For once, I'm not actually replying to anyone, but actually using this thread as it was meant to be used. Amazing.
Anyway, I just got finished reading
Dragon Keeper today. I started reading it while waiting for a certain event that never quite came to fruition, and then... well, I just kept reading it. Robin Hobb has a peculiar effect on me when I read her stuff: I tend to gloss over any problems, and thoroughly enjoy myself when I read her books. All of her characters are so
human, or rather, all of her characters are so
lifelike. (I wouldn't describe the animals she writes as humans, they are remarkably animal-like in their psychology) Some are more sympathetic than others, but all of her characters have moments where you want to reach through the pages, and shake them by the necks because they refuse to be anything but people. I know some people would have problems with this style of writing, but I very much enjoy seeing such a great reflection of reality in the midst of a fantastic world. I love to hate it, and this is why I read fantasy. Robin Hobb, and authors like her, are why I read fantasy.
It would stand to reason then, that I would like to
write like her. I would. Actually, being able to write so deeply from another's perspective is a goal of mine. I want to be able to write from the brain of a person who I believe is the deepest scum in the universe, and not make it into a caricature. I want to be able to write their arguments as if they were giving their very best, and the arguments that can't be easily dismissed. Those arguments that I ignore because I know there is truth to them but I don't want to admit that there is any part of them that could be right.

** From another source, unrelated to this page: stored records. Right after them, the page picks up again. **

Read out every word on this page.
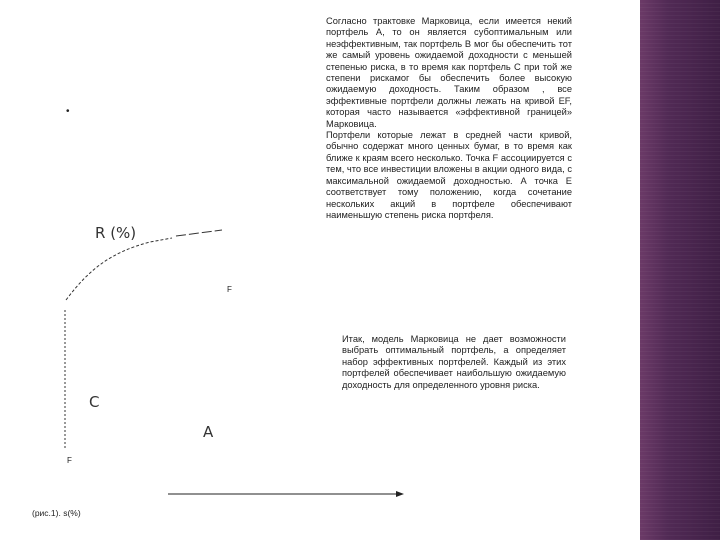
•
R (%)
F
C
A
F
(рис.1). s(%)

Согласно трактовке Марковица, если имеется некий портфель А, то он является субоптимальным или неэффективным, так портфель В мог бы обеспечить тот же самый уровень ожидаемой доходности с меньшей степенью риска, в то время как портфель С при той же степени рискамог бы обеспечить более высокую ожидаемую доходность. Таким образом , все эффективные портфели должны лежать на кривой EF, которая часто называется «эффективной границей» Марковица.

Портфели которые лежат в средней части кривой, обычно содержат много ценных бумаг, в то время как ближе к краям всего несколько. Точка F ассоциируется с тем, что все инвестиции вложены в акции одного вида, с максимальной ожидаемой доходностью. А точка E соответствует тому положению, когда сочетание нескольких акций в портфеле обеспечивают наименьшую степень риска портфеля.

Итак, модель Марковица не дает возможности выбрать оптимальный портфель, а определяет набор эффективных портфелей. Каждый из этих портфелей обеспечивает наибольшую ожидаемую доходность для определенного уровня риска.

This is not what makes me sad. I can do this already. In fact, I can so thoroughly take on other perspectives that I can lose my own for some time. It's remarkably freeing, and a wonderfully emotional experience that I think everyone should try to experience at least once in their lives. Deep roleplaying is an experience to be savoured. It can also be very painful at times, but I tend to have some emotionally masochistic tendencies.
No, what makes me sad is the OTHER part of my writing. When I'm writing, I have to pull myself out of my great emotional roilings to describe the scene around the characters. My description of actions is well practiced. My description of appearances is somewhat stunted, but I can do some insightful things when the mood hits me. My description of SURROUNDINGS is abysmal. And if I want them to NOT be abysmal, I have to pull myself out of what I really want to be writing about. If you stop and really try to look for places in my writing, you will see that they are often hardly described at all, and if they are, they are only briefly mentioned before I move onto the things that are easier for me to write about. Sometimes,
sometimes, I get a narrative voice that can describe the surroundings well enough that it's passable. I've only written once of surroundings that I am proud of. I've been writing seriously enough for five years (and I've enjoyed writing for well over thirteen years), and this is still a problem for me.
And then I look at how Robin Hobb writes, and I look at how all the other authors I enjoy write... And I don't even compare. Scene setting is important, and I am missing a large part of what can enhance it.
I AM going to try practicing it more, as that's all I can do. This is just my observation that it is something that has made me sad today.